I didn't rush to greet my Daddy for the food we shared, but only to be in his presence. Any time away from him was a time of deprivation.

So it is with God.  If we have not God in our lives, we have nothing at all.

Humble as a Child

"Truly, I say to you, unless you turn and become like children, you will never enter the kingdom of heaven. Whoever humbles himself like this child, he is the greatest in the kingdom of heaven."   (Mt 18: 3-4)

We MUST become as little children in order to enter the Kingdom of Heaven, and I see now that what is required to rise at Midnight is a simple, childlike love of God and neighbor.  The nuns and monks do not rise to pray for themselves, but out of love for God and to pray for the needs of the world. For the conversion of sinners, for those who are suffering, in thanksgiving for those whose prayers have been answered...for those who can't or refuse to pray for themselves.

If I could rise, as a child, depriving myself of the warm comfort of my bed in order to spend time with my earthly father, how much more should I, as an adult, be willing to leave that same comfort to be present with God our Father?

Not only is it an act of love, but it is an act of humility, in response to a call that we cannot understand or follow at a merely natural level.  To rise for prayer, to enter into Our Father's presence in the dead of the night is an act of death to oneself and one's own desires at a very fundamental level.

Tonight, my friends, when you awake in the small hours, when you finish praying for Haiti, remember the holy souls in cloisters and monasteries and convents who rise to pray for YOU, each and every night, have done so for thousands of years and will continue to do so until the end of time.

Even they don't pray Vigils alone.

5 comments:

sr_mary said...

Our priest for holy hour today shared a recent converstation he had w/ a monastic (monk) priest. The monk compared himself to an offensive lineman, blocking for the quarterback. The active religious /priests in the schools and parishes are the quarterback, the monks (and nuns) praying in the monestary, their blockers. I may never know who is blocking for me, but I am ever grateful to them!

Mary N. said...

Yes, thank you for the reminder. It's not easy to get up every night to pray [though God seems to get a kick out of waking me up at 3:33 during the night] for the world and I am grateful to all those who have dedicated their lives to God. What would we do without them? The grace that is obtained for us thanks to their faithfulness is not appreciated enough in our days. I thank God for them.

Mary N. said...

Oh, and I enjoyed the story of you and your father :) I told you I was nosy...I wasn't kidding. You are very mysterious which tweaks my curiosity all the more. I do pray for you, though, God knows Adoro very well at least.

Abbey's Road said...

I absolutely loved this post! The story about your dad, the scripture, all of it - it was just perfect. I had a very dear old friend who is now passed who used to rise every day at 4 a.m. You have planted a seed and now I am asking myself, "why couldn't I do that?" The answer is, "I can." Even if it is 5 a.m., I could do better and am sure I would benefit greatly from this most quiet time of day and spending it in a one-on-one with God.

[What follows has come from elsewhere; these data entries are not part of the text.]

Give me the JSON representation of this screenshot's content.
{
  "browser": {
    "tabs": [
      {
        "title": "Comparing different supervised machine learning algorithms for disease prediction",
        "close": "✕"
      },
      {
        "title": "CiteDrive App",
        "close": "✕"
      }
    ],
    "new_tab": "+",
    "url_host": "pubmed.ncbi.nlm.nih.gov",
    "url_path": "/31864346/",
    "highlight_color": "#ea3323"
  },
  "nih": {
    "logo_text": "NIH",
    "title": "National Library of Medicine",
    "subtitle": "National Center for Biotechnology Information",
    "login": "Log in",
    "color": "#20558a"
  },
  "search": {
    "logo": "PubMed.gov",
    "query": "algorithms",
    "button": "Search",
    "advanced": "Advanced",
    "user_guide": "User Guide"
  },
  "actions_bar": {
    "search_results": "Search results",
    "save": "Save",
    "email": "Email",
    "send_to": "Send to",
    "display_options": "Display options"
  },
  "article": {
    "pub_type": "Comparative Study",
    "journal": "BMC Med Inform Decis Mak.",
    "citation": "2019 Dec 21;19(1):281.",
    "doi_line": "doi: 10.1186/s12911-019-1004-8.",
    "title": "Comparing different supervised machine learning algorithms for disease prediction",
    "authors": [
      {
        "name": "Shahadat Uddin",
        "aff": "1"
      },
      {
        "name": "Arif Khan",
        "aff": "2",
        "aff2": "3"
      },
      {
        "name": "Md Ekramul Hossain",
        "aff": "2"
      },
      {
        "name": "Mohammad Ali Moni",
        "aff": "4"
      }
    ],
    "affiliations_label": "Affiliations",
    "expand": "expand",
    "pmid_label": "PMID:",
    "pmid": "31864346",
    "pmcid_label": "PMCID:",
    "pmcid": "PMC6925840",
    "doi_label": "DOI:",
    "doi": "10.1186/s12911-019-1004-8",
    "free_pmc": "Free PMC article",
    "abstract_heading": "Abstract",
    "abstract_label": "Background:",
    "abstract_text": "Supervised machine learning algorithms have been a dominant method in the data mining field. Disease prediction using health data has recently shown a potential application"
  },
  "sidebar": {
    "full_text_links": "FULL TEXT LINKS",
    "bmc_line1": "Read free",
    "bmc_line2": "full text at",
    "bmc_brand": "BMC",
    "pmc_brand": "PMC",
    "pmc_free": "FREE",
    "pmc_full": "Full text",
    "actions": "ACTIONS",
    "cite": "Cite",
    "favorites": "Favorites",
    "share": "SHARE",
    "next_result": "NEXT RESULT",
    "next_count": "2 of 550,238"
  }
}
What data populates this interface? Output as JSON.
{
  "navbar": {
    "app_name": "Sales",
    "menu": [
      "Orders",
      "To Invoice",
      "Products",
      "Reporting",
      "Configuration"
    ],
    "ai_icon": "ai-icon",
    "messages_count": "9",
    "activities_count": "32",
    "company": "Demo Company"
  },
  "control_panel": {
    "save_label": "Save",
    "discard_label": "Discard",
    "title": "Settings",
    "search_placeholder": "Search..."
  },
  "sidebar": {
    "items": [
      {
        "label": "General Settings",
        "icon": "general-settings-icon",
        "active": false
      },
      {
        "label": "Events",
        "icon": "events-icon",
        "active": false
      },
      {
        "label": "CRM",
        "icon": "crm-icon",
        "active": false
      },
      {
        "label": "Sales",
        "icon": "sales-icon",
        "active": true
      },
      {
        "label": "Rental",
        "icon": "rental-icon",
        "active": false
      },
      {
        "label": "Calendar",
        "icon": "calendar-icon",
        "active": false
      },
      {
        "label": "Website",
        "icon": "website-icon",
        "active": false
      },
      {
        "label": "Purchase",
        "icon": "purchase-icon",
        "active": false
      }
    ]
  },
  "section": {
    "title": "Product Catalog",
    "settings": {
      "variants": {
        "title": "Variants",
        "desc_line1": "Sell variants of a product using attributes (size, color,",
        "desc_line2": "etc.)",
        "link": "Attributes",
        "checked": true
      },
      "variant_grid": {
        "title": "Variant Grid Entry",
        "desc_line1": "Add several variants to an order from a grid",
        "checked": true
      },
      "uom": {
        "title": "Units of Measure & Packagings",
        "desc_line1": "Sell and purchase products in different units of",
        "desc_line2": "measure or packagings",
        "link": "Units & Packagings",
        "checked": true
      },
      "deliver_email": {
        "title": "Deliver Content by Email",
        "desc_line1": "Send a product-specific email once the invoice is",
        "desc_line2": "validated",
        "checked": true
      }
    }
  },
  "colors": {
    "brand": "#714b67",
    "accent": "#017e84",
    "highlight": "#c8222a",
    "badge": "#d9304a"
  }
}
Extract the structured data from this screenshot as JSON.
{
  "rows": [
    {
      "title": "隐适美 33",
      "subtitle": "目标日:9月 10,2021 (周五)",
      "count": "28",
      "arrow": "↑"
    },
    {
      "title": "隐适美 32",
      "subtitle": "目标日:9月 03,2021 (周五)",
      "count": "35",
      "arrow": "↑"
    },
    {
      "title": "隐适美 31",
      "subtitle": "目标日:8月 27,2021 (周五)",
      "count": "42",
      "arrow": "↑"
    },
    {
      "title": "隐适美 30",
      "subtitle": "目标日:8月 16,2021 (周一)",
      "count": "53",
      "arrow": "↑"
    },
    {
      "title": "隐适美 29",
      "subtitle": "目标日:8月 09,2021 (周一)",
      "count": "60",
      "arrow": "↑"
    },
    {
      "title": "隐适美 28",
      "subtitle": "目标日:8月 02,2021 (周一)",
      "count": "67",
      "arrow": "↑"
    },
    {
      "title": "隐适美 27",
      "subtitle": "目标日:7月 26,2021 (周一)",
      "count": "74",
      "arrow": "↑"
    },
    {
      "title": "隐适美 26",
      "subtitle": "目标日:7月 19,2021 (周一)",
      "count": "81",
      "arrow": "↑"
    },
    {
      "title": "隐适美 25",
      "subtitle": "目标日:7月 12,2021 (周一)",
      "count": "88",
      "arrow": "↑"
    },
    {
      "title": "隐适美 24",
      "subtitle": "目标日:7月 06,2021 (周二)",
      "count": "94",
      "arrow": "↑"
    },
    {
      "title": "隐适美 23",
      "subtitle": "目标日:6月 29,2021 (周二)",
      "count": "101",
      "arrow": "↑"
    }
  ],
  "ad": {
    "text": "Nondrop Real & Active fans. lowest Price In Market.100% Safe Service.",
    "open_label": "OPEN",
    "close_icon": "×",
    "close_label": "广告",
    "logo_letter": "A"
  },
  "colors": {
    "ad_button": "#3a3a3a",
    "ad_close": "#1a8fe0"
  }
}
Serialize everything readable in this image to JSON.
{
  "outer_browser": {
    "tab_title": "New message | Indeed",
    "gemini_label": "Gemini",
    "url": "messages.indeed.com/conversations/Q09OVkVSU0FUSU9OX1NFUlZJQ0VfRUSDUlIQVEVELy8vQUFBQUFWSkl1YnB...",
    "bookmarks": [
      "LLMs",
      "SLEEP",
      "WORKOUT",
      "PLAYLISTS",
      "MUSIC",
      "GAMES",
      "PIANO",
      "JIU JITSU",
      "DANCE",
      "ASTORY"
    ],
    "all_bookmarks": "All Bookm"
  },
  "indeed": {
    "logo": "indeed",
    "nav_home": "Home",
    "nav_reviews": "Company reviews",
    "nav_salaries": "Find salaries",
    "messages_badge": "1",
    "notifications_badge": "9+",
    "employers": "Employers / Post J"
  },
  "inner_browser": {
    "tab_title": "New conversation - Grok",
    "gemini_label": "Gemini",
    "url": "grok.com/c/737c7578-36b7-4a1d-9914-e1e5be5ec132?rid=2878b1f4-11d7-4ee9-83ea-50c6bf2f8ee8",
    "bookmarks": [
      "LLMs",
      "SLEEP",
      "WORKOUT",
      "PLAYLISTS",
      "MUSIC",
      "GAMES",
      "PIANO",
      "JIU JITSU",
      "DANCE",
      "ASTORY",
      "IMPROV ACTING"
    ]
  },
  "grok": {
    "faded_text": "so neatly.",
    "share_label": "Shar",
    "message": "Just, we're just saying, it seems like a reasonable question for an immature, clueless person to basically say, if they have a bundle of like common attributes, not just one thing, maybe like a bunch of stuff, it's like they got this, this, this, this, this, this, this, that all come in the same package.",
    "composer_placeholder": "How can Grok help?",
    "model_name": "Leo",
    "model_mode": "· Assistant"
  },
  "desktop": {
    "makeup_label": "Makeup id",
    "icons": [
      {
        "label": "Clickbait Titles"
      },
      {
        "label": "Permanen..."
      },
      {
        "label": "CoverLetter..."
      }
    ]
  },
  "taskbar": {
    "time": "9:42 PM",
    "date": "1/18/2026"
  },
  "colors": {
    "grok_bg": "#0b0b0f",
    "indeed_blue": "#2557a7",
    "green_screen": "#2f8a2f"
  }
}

Bless you, Adoro, and thank you for those special prayers that you said for my intentions. I feel the power of the Holy Spirit and God is working tirelessly even for me.

Abbey

Adoro said...

Sr. Mary ~ Interesting comparison, I would have gone with a more militant metaphor! LOL!

Mary ~ Yeah, he wakes me up sometimes, too, and then I fall asleep in the middle of praying.

Oh, and I'm not a bit mysterious! I'm as average and boring as apple pie without sugar, cinnamon, and ice cream!

Abbey ~ I can barely get out of bed in the morning as it is, honestly, and know I'd do well to get up ealier...if I weren't so darn lazy!